I was still far too energized because of Activism Class, still far too hungry from my barely noticeably broken fast, and well away from any state of preparation for sleep. Glancing at my monitor, a thought from earlier today popped into my head. "That picture," I thought, "has been my desktop background for far too long." And so, despite a small voice inside my head (
specifically on the right side, slightly above eye level, too far back to be frontal, but too far forward to be in the middle, probably a centimetre or two before the ear) telling me 'you don't want a change... you're not feeling a change,' I opened my browser and began my occasional routine of searching for rain and cityscapes. Although I found no shortage of lovely pretty things to make my own, I was unable to find something that appealed to that certain spot in my heart, that evoked my latent desire for new frontiers.

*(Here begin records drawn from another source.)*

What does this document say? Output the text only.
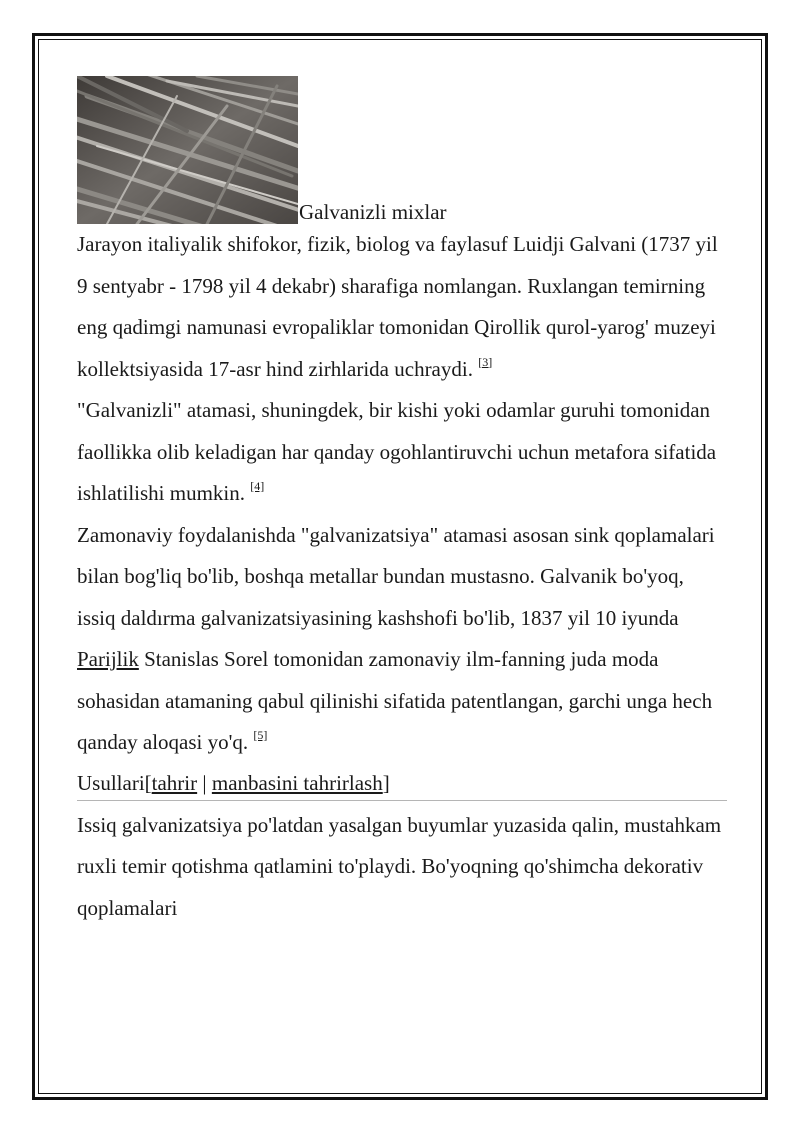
Galvanizli mixlar

Jarayon italiyalik shifokor, fizik, biolog va faylasuf Luidji Galvani (1737 yil 9 sentyabr - 1798 yil 4 dekabr) sharafiga nomlangan. Ruxlangan temirning eng qadimgi namunasi evropaliklar tomonidan Qirollik qurol-yarog' muzeyi kollektsiyasida 17-asr hind zirhlarida uchraydi. [3]

"Galvanizli" atamasi, shuningdek, bir kishi yoki odamlar guruhi tomonidan faollikka olib keladigan har qanday ogohlantiruvchi uchun metafora sifatida ishlatilishi mumkin. [4]

Zamonaviy foydalanishda "galvanizatsiya" atamasi asosan sink qoplamalari bilan bog'liq bo'lib, boshqa metallar bundan mustasno. Galvanik bo'yoq, issiq daldırma galvanizatsiyasining kashshofi bo'lib, 1837 yil 10 iyunda Parijlik Stanislas Sorel tomonidan zamonaviy ilm-fanning juda moda sohasidan atamaning qabul qilinishi sifatida patentlangan, garchi unga hech qanday aloqasi yo'q. [5]

Usullari[tahrir | manbasini tahrirlash]

Issiq galvanizatsiya po'latdan yasalgan buyumlar yuzasida qalin, mustahkam ruxli temir qotishma qatlamini to'playdi. Bo'yoqning qo'shimcha dekorativ qoplamalari
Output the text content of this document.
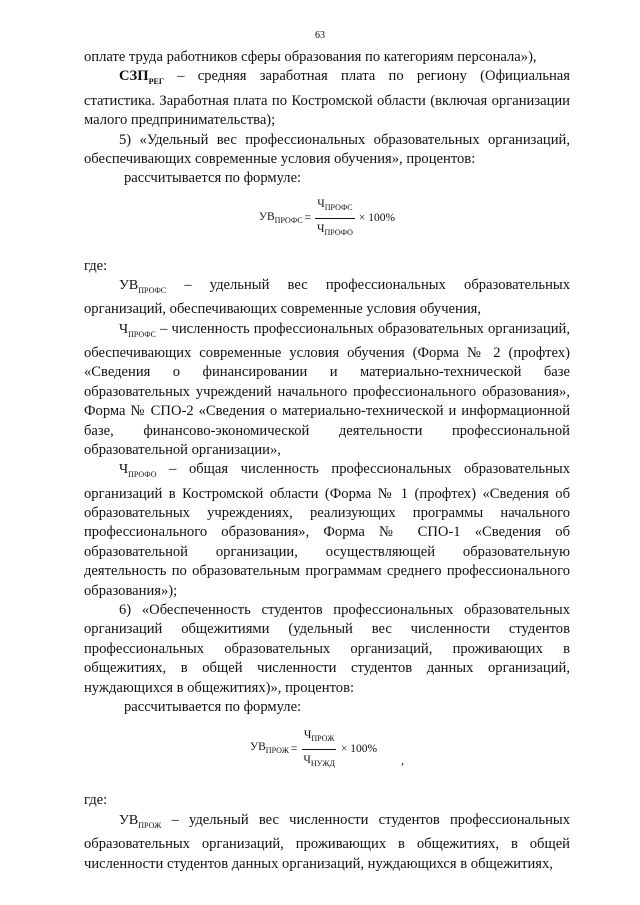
63

оплате труда работников сферы образования по категориям персонала»),

$СЗП_{РЕГ}$ – средняя заработная плата по региону (Официальная статистика. Заработная плата по Костромской области (включая организации малого предпринимательства);

5) «Удельный вес профессиональных образовательных организаций, обеспечивающих современные условия обучения», процентов:

рассчитывается по формуле:

$УВ_{ПРОФС} = \frac{Ч_{ПРОФС}}{Ч_{ПРОФО}} \times 100\%$

где:

$УВ_{ПРОФС}$ – удельный вес профессиональных образовательных организаций, обеспечивающих современные условия обучения,

$Ч_{ПРОФС}$ – численность профессиональных образовательных организаций, обеспечивающих современные условия обучения (Форма № 2 (профтех) «Сведения о финансировании и материально-технической базе образовательных учреждений начального профессионального образования», Форма № СПО-2 «Сведения о материально-технической и информационной базе, финансово-экономической деятельности профессиональной образовательной организации»,

$Ч_{ПРОФО}$ – общая численность профессиональных образовательных организаций в Костромской области (Форма № 1 (профтех) «Сведения об образовательных учреждениях, реализующих программы начального профессионального образования», Форма № СПО-1 «Сведения об образовательной организации, осуществляющей образовательную деятельность по образовательным программам среднего профессионального образования»);

6) «Обеспеченность студентов профессиональных образовательных организаций общежитиями (удельный вес численности студентов профессиональных образовательных организаций, проживающих в общежитиях, в общей численности студентов данных организаций, нуждающихся в общежитиях)», процентов:

рассчитывается по формуле:

$УВ_{ПРОЖ} = \frac{Ч_{ПРОЖ}}{Ч_{НУЖД}} \times 100\%$
,

где:

$УВ_{ПРОЖ}$ – удельный вес численности студентов профессиональных образовательных организаций, проживающих в общежитиях, в общей численности студентов данных организаций, нуждающихся в общежитиях,
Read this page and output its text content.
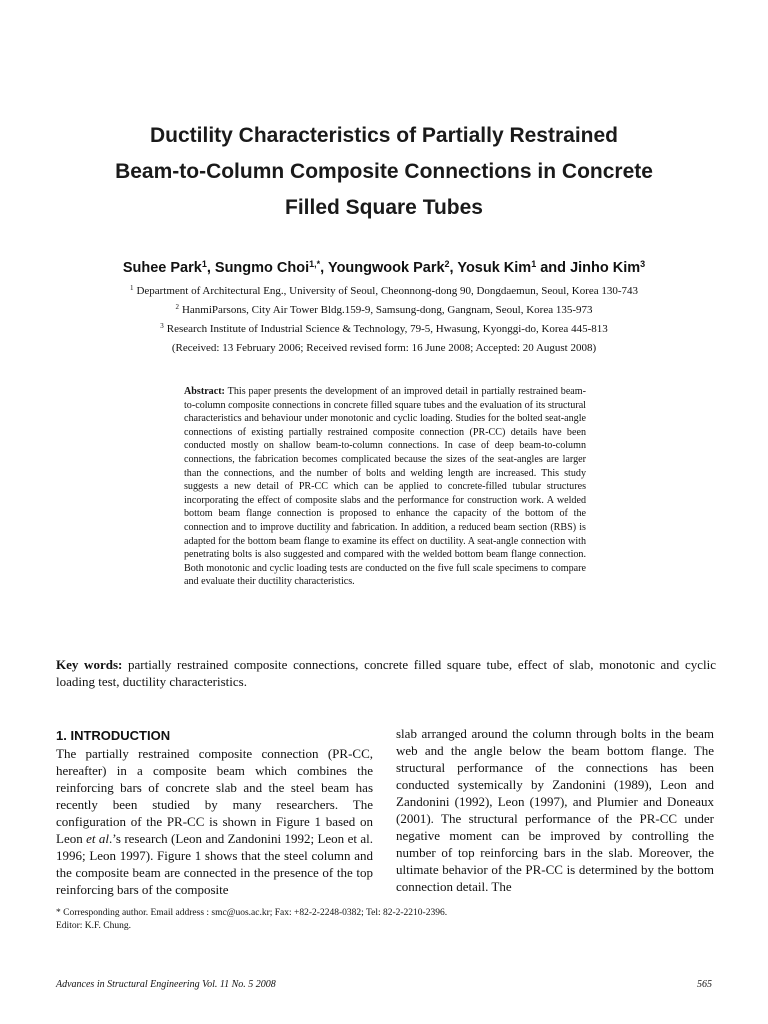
Ductility Characteristics of Partially Restrained
Beam-to-Column Composite Connections in Concrete
Filled Square Tubes
Suhee Park$^1$, Sungmo Choi$^{1,*}$, Youngwook Park$^2$, Yosuk Kim$^1$ and Jinho Kim$^3$
$^1$ Department of Architectural Eng., University of Seoul, Cheonnong-dong 90, Dongdaemun, Seoul, Korea 130-743
$^2$ HanmiParsons, City Air Tower Bldg.159-9, Samsung-dong, Gangnam, Seoul, Korea 135-973
$^3$ Research Institute of Industrial Science & Technology, 79-5, Hwasung, Kyonggi-do, Korea 445-813
(Received: 13 February 2006; Received revised form: 16 June 2008; Accepted: 20 August 2008)
Abstract: This paper presents the development of an improved detail in partially restrained beam-to-column composite connections in concrete filled square tubes and the evaluation of its structural characteristics and behaviour under monotonic and cyclic loading. Studies for the bolted seat-angle connections of existing partially restrained composite connection (PR-CC) details have been conducted mostly on shallow beam-to-column connections. In case of deep beam-to-column connections, the fabrication becomes complicated because the sizes of the seat-angles are larger than the connections, and the number of bolts and welding length are increased. This study suggests a new detail of PR-CC which can be applied to concrete-filled tubular structures incorporating the effect of composite slabs and the performance for construction work. A welded bottom beam flange connection is proposed to enhance the capacity of the bottom of the connection and to improve ductility and fabrication. In addition, a reduced beam section (RBS) is adapted for the bottom beam flange to examine its effect on ductility. A seat-angle connection with penetrating bolts is also suggested and compared with the welded bottom beam flange connection. Both monotonic and cyclic loading tests are conducted on the five full scale specimens to compare and evaluate their ductility characteristics.
Key words: partially restrained composite connections, concrete filled square tube, effect of slab, monotonic and cyclic loading test, ductility characteristics.
1. INTRODUCTION
The partially restrained composite connection (PR-CC, hereafter) in a composite beam which combines the reinforcing bars of concrete slab and the steel beam has recently been studied by many researchers. The configuration of the PR-CC is shown in Figure 1 based on Leon et al.’s research (Leon and Zandonini 1992; Leon et al. 1996; Leon 1997). Figure 1 shows that the steel column and the composite beam are connected in the presence of the top reinforcing bars of the composite
slab arranged around the column through bolts in the beam web and the angle below the beam bottom flange. The structural performance of the connections has been conducted systemically by Zandonini (1989), Leon and Zandonini (1992), Leon (1997), and Plumier and Doneaux (2001). The structural performance of the PR-CC under negative moment can be improved by controlling the number of top reinforcing bars in the slab. Moreover, the ultimate behavior of the PR-CC is determined by the bottom connection detail. The
* Corresponding author. Email address : smc@uos.ac.kr; Fax: +82-2-2248-0382; Tel: 82-2-2210-2396.
Editor: K.F. Chung.
Advances in Structural Engineering Vol. 11 No. 5 2008	565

My desire to cling to an admittedly drab background picture has left me wondering at some other aspects of my recent behaviour. Today, in a meeting in my very demanding and very gratifying environment of work, I balked internally when
D mentioned that I would be leaving after this year. I am fairly certain that my eyes attempted to abandon my face, and I had to restrain, with some difficulty, the desire to pipe up with something to the effect of 'actually if you'd like I could stay on another year or so... I know I won't be a student anymore, but I really don't have much planned for my immediate future, and I find it both challenging and comforting here.'
I've also been back and forth over the past few days on the matter of my hair. I cannot seem to decide what it is that I would like to do with my head. Yet another frivolous matter of no great consequence. And yet I cannot seem to settle into the idea of change this year. I imagine that, despite all efforts at failure, I will be forced to once again come to terms with change when I am handed a degree and told to graduate on to something grander. Until then, though, how do I contend with change?
Normally this would be the point in discourse where I come up with some manner of summative solution, and a slightly open-ended concluding statement that leaves room for individual reflection. Sorry, dear reader. I'm just not there yet. How do I contend with change?
How do I contend with change? I do not know. I really do not. I am at a loss. I usually deal with change quite well, welcoming it and hoping for new and exciting challenges. Perhaps it is because I truly feel challenged for the first time that I do not feel ready to move on. At the moment I am gaining so much from life that I do not wish to end this stage of life before I have enjoyed all it can offer me.
Although I perform best when I am busiest, perhaps my constant occupation prevents me from savouring each of the remarkable opportunities presented to me this year. And how odd, as it is the occupation that I savour the most.